What are those of us watching from afar to make of all this? How should Britons outside Scotland, especially those on the centre-left, react if the polls keep tightening and Scots vote yes? Some are eyeing events with envy, jealous of the awakening under way across the border: the packed public meetings, the debates in pubs and on street corners, the animation of civic life that the referendum has brought to Scotland. And it’s not just the engagement they covet, it’s the chance to cut loose from a solar system in which the City of London is forever the sun. For them, Scots’ chance to say yes seems nothing less than thrilling.

I understand that feeling. I’ve written before that were I in Scotland, I too might vote yes. But I’m here, several hundred miles away, and now that the prospect of independence is clear and present, my reaction is different. When I contemplate the prospect of waking up on 19 September to discover the union has been defeated, I can’t help but feel a deep sadness. I know that this is for Scots to decide, that any member of a union always has the right to secede. But just because it’s their choice doesn’t mean the rest of us are not allowed a reaction. And if that reaction is emotional, that’s allowed too: the business of nations and nationhood is nothing if not emotional.

This decision of the Scots will affect every Briton outside Scotland. Our country will change. At its most basic, a yes vote will mean that, at a stroke, the UK will lose a third of its land mass and close to a tenth of its people. The mountains and lakes of Scotland will still be there, of course, but they will be the terrain of a foreign country. They will no longer be part of our shared inheritance. I am haunted by the words of the Czech who remembers the sensation when his country no longer included Slovakia: “It felt like an amputation.”
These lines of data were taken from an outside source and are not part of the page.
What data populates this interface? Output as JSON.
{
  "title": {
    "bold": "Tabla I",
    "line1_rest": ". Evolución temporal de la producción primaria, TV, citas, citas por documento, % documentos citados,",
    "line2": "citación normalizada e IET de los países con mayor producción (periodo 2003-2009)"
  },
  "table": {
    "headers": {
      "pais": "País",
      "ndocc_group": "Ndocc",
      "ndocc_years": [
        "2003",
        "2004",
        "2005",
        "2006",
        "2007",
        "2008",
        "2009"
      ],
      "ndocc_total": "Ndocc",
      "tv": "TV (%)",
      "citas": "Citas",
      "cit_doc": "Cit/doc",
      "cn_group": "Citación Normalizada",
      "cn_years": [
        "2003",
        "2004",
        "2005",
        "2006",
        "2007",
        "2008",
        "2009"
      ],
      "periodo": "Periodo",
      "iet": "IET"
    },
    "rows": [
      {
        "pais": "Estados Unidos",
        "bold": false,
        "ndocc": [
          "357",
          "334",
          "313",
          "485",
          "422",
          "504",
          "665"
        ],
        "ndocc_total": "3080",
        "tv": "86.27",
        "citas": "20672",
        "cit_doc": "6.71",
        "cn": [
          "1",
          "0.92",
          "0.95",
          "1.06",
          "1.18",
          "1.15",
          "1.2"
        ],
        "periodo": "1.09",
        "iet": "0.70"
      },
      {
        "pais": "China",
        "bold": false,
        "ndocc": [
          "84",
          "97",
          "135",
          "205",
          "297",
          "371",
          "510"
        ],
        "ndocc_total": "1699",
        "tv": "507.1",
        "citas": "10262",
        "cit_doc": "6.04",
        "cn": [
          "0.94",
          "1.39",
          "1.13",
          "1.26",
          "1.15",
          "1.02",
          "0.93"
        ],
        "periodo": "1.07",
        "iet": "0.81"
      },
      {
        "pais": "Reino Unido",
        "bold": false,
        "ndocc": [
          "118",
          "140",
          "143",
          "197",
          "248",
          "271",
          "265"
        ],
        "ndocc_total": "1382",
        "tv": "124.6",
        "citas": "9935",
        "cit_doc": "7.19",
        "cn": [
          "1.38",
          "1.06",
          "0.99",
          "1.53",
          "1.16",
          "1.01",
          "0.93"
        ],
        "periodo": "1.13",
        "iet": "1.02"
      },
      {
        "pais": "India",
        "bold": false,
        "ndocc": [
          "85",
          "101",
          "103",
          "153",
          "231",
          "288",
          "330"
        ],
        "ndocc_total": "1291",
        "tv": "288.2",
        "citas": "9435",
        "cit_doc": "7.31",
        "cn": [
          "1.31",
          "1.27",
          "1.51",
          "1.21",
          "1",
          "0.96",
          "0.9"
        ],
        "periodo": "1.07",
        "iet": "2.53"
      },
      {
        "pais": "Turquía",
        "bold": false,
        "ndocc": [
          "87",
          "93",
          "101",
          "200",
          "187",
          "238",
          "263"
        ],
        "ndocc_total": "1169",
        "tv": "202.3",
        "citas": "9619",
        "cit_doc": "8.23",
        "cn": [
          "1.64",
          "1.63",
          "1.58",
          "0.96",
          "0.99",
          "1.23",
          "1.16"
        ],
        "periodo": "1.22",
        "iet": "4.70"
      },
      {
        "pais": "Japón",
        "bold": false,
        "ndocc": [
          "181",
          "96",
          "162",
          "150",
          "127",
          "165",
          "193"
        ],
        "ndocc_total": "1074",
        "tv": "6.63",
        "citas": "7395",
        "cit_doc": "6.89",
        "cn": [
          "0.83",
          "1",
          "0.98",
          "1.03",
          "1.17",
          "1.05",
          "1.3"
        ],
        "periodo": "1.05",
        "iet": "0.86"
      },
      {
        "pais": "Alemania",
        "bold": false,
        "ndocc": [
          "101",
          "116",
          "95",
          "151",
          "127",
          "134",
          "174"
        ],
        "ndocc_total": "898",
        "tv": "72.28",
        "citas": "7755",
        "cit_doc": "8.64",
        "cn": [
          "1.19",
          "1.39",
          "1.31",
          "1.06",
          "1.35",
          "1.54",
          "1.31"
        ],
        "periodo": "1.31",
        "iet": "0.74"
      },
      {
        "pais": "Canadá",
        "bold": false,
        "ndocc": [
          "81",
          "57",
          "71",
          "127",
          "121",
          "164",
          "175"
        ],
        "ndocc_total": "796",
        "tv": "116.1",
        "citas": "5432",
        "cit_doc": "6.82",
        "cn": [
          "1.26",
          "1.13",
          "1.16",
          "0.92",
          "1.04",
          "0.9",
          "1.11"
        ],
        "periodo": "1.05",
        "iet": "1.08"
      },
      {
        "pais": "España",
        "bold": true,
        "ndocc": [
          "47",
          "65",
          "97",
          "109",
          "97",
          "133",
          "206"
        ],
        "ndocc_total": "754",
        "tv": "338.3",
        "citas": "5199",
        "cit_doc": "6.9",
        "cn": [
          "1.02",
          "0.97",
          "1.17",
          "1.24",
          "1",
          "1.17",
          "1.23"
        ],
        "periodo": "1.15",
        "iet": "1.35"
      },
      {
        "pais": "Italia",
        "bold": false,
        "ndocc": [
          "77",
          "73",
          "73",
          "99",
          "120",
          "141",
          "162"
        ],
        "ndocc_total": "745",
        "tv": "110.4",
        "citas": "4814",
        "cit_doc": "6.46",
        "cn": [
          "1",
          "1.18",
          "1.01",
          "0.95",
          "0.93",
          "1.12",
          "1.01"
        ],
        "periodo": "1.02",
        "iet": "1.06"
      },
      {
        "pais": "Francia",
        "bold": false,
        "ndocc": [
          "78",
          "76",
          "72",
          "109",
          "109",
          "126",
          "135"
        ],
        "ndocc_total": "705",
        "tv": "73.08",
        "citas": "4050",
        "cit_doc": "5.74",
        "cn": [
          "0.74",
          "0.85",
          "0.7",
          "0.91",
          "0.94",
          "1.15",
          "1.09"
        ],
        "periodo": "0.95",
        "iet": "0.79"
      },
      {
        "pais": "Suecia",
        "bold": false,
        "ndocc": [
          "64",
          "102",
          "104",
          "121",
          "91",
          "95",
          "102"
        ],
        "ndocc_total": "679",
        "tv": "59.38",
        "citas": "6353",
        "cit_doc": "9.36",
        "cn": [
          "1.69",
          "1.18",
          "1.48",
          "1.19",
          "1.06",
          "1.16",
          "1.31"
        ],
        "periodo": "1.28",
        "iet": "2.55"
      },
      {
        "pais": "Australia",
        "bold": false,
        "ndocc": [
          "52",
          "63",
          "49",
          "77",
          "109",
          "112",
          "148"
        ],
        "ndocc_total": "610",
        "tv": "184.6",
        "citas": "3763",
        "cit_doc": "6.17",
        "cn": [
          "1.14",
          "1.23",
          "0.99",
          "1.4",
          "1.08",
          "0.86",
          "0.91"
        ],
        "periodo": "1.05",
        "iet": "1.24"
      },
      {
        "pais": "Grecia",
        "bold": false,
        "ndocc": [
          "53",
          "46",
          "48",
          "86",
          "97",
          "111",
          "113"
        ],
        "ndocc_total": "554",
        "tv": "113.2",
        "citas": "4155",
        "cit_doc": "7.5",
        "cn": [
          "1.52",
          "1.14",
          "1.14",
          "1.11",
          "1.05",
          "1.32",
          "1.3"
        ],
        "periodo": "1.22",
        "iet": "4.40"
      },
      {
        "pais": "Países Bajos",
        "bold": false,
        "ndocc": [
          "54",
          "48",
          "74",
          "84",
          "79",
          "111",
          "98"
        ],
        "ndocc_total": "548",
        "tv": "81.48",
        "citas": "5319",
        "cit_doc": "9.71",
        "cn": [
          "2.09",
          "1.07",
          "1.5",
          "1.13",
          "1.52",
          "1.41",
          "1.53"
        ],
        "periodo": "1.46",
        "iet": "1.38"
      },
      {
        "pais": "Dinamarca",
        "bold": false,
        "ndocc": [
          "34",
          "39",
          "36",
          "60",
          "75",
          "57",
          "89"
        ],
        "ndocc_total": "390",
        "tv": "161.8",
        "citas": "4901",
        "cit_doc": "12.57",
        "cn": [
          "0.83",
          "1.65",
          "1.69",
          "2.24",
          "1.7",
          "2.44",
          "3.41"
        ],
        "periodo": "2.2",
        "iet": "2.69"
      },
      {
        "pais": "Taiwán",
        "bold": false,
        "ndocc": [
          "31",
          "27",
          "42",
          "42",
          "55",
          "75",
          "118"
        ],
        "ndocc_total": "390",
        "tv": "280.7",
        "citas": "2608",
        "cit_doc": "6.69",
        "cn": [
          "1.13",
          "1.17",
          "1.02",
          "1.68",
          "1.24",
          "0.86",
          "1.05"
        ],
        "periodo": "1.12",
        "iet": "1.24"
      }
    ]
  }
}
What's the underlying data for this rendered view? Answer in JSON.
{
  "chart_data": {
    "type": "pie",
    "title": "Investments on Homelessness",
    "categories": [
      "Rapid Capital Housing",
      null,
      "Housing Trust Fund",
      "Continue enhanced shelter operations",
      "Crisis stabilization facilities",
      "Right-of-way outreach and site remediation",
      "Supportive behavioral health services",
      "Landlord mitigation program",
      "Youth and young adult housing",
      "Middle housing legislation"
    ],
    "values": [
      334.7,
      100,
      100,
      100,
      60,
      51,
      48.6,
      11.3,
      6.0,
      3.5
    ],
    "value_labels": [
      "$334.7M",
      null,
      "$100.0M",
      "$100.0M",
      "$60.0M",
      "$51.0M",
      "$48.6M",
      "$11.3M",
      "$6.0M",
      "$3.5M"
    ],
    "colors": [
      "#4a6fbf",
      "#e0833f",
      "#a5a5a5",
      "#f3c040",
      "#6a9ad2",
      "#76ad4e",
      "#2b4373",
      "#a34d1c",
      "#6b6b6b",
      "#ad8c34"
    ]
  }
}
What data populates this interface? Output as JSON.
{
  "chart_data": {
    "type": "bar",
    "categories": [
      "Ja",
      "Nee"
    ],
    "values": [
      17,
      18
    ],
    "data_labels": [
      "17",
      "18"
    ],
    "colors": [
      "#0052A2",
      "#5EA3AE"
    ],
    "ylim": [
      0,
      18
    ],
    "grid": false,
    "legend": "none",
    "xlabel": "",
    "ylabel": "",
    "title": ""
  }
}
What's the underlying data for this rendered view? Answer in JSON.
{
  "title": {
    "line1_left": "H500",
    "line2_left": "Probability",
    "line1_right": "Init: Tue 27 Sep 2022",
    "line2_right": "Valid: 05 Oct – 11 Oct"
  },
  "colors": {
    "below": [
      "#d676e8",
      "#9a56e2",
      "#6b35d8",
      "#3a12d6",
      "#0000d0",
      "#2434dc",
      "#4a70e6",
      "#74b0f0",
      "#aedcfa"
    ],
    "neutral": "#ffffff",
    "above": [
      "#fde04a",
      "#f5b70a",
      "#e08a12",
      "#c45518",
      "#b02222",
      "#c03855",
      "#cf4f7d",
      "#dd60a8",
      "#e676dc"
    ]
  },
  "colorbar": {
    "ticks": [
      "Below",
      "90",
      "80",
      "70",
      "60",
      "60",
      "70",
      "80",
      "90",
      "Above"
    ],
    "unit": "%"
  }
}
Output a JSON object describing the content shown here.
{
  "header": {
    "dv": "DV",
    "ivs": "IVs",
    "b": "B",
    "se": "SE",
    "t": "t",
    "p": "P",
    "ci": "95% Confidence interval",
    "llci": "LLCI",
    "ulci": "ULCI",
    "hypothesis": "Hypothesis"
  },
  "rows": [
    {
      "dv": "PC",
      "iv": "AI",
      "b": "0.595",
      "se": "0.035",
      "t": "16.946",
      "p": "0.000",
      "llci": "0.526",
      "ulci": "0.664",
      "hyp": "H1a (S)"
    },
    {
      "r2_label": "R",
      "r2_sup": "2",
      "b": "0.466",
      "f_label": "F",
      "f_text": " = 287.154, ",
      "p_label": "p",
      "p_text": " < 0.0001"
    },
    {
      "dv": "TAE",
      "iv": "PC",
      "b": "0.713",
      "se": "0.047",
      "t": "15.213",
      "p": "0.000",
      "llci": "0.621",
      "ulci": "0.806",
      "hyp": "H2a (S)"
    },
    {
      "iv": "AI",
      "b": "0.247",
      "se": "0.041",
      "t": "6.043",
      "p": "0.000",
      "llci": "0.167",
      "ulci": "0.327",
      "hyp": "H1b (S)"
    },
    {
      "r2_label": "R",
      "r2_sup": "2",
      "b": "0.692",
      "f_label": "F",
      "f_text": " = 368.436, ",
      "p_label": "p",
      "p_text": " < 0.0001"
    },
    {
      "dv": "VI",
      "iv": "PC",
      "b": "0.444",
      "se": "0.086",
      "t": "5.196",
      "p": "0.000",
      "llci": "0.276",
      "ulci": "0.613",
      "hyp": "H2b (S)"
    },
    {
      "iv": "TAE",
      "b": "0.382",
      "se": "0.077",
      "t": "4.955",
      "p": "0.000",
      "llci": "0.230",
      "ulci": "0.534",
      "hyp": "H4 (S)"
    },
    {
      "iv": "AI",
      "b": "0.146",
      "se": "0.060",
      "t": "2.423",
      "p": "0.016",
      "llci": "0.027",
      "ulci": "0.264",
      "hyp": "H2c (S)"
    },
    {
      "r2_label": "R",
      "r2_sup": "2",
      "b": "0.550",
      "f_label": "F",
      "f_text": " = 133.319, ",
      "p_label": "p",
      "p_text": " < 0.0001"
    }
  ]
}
‘British” will become an extinct term, too baggy and ill-fitting for the rump UK left behind. The English will account for more than 90% of the population of this leftover entity, while the Welsh and Northern Irish huddle together making up the rest. We will have to let go of British and Britishness, terms long mocked for their vagueness but useful all the same. Not least for those of us from minorities, who have found living in a country defined by its very plurality, a composite of four nations from the start, easier than in most places. “British” works well next to an unseen hyphen – black British, Muslim British, Jewish British. But if Scots vote yes, we will have to learn that trick anew alongside the word “English”, a category whose history is not quite as generous.

Put aside the electoral calculus that shows it will be harder for Labour to form a government in Westminster without Scottish seats. It goes deeper than that. Wasn’t the 21st century vision meant to be one of interdependence, with nations working together? Surely it’s the Tory right and Ukip that insist on exclusivity of sovereignty, adamant that it can never be shared. Until now, Britain has represented a rare experiment in shared sovereignty, pooling risks and resources across borders. But a yes vote will end all that, declaring it a failure.

So I understand the exhilaration both inside and outside Scotland as yes appears within reach. But from where I stand, on this side of the border, I find myself hoping Scots don’t give up on this odd, messy, imperfect union just yet. And I admit, part of that is selfish: I worry about life in the country  they’ll leave behind.